United States: Physical Geography

Physical Geography

The conterminous United States may be divided into seven broad physiographic divisions: from east to west, the Atlantic–Gulf Coastal Plain; the Appalachian Highlands; the Interior Plains; the Interior Highlands; the Rocky Mountain System; the Intermontane Region; and the Pacific Mountain System. An eighth division, the Laurentian Uplands, a part of the Canadian Shield, dips into the United States from Canada in the Great Lakes region. It is an area of little local relief, with an irregular drainage system and many lakes, as well as some of the oldest exposed rocks in the United States.

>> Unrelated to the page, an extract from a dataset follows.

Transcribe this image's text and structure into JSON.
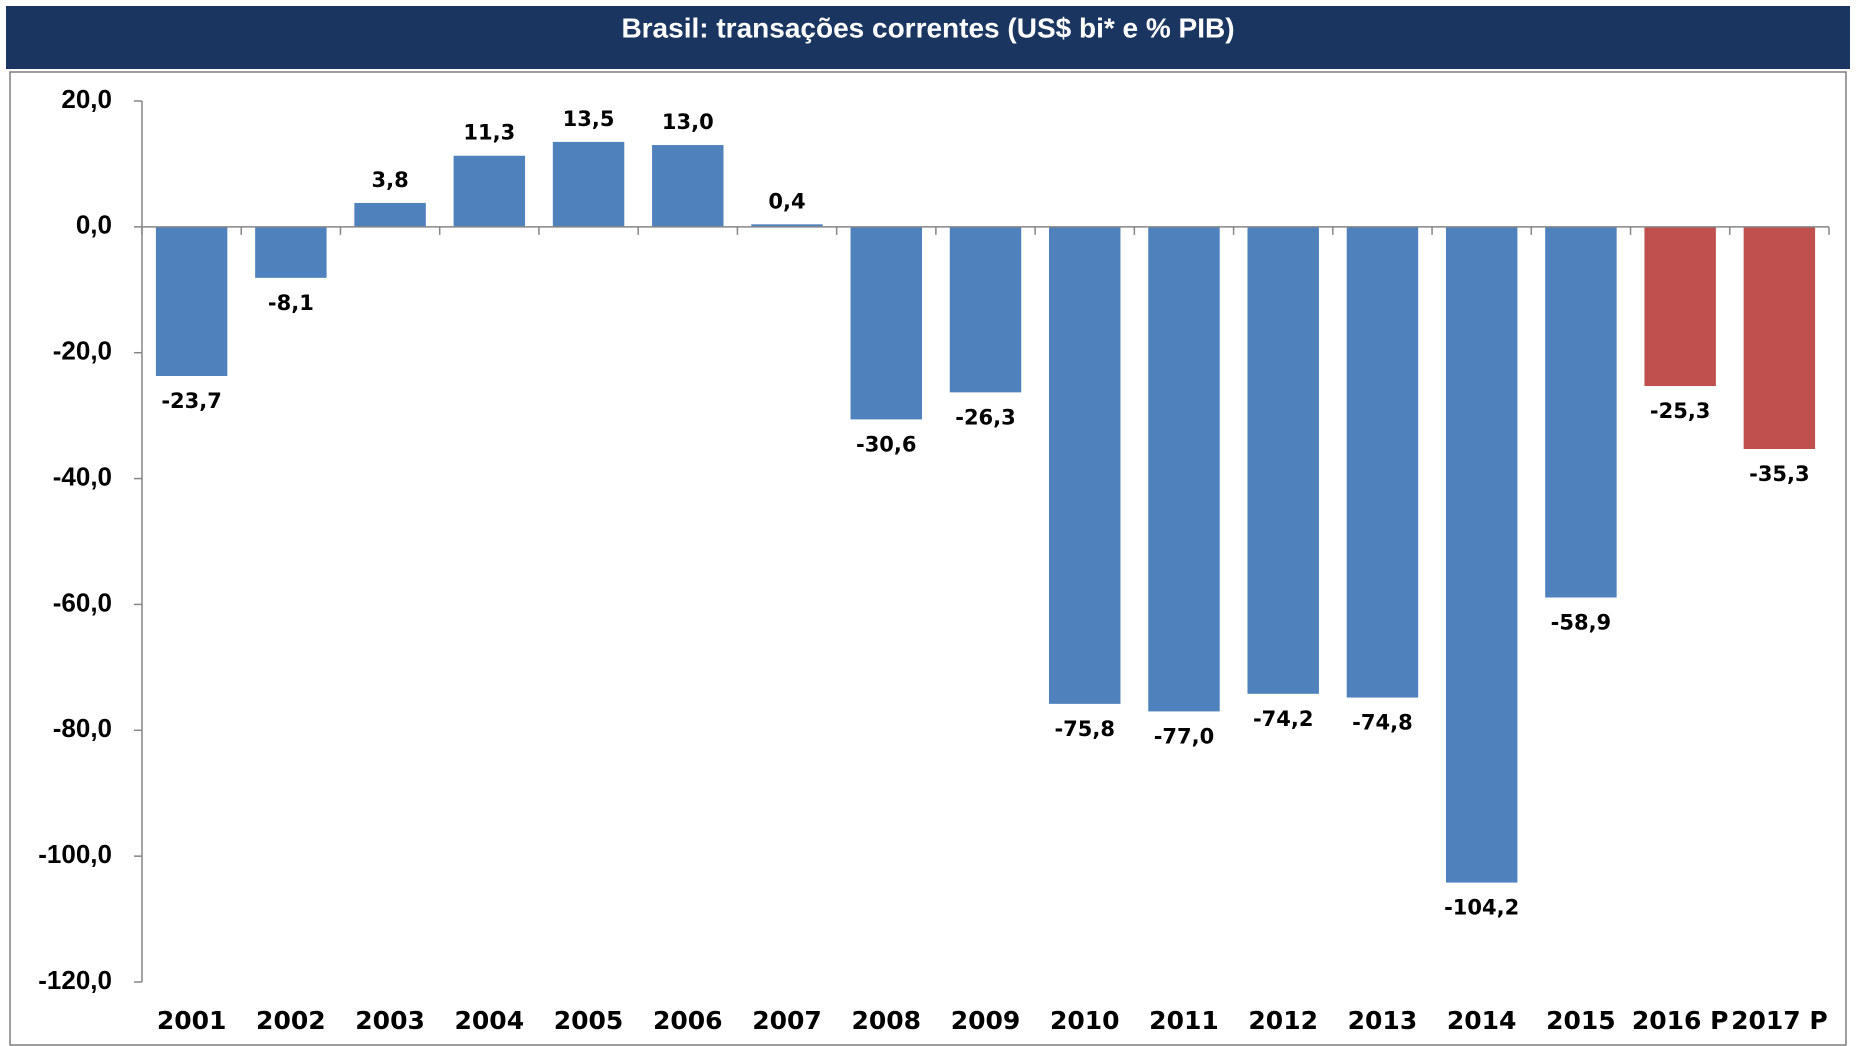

The terrain of the N United States was formed by the great continental ice sheets that covered N North America during the late Cenozoic Era. The southern edge of the ice sheet is roughly traced by a line of terminal moraines extending west from E Long Island and then along the course of the Ohio and Missouri rivers to the Rocky Mts.; land north of this line is covered by glacial material. Alaska and the mountains of NW United States had extensive mountain glaciers and were heavily eroded. Large glacial lakes (see Lake Bonneville under Bonneville Salt Flats; Lahontan, Lake) occupied sections of the Basin and Range province; the Great Salt Lake and the other lakes of this region are remnants of the glacial lakes.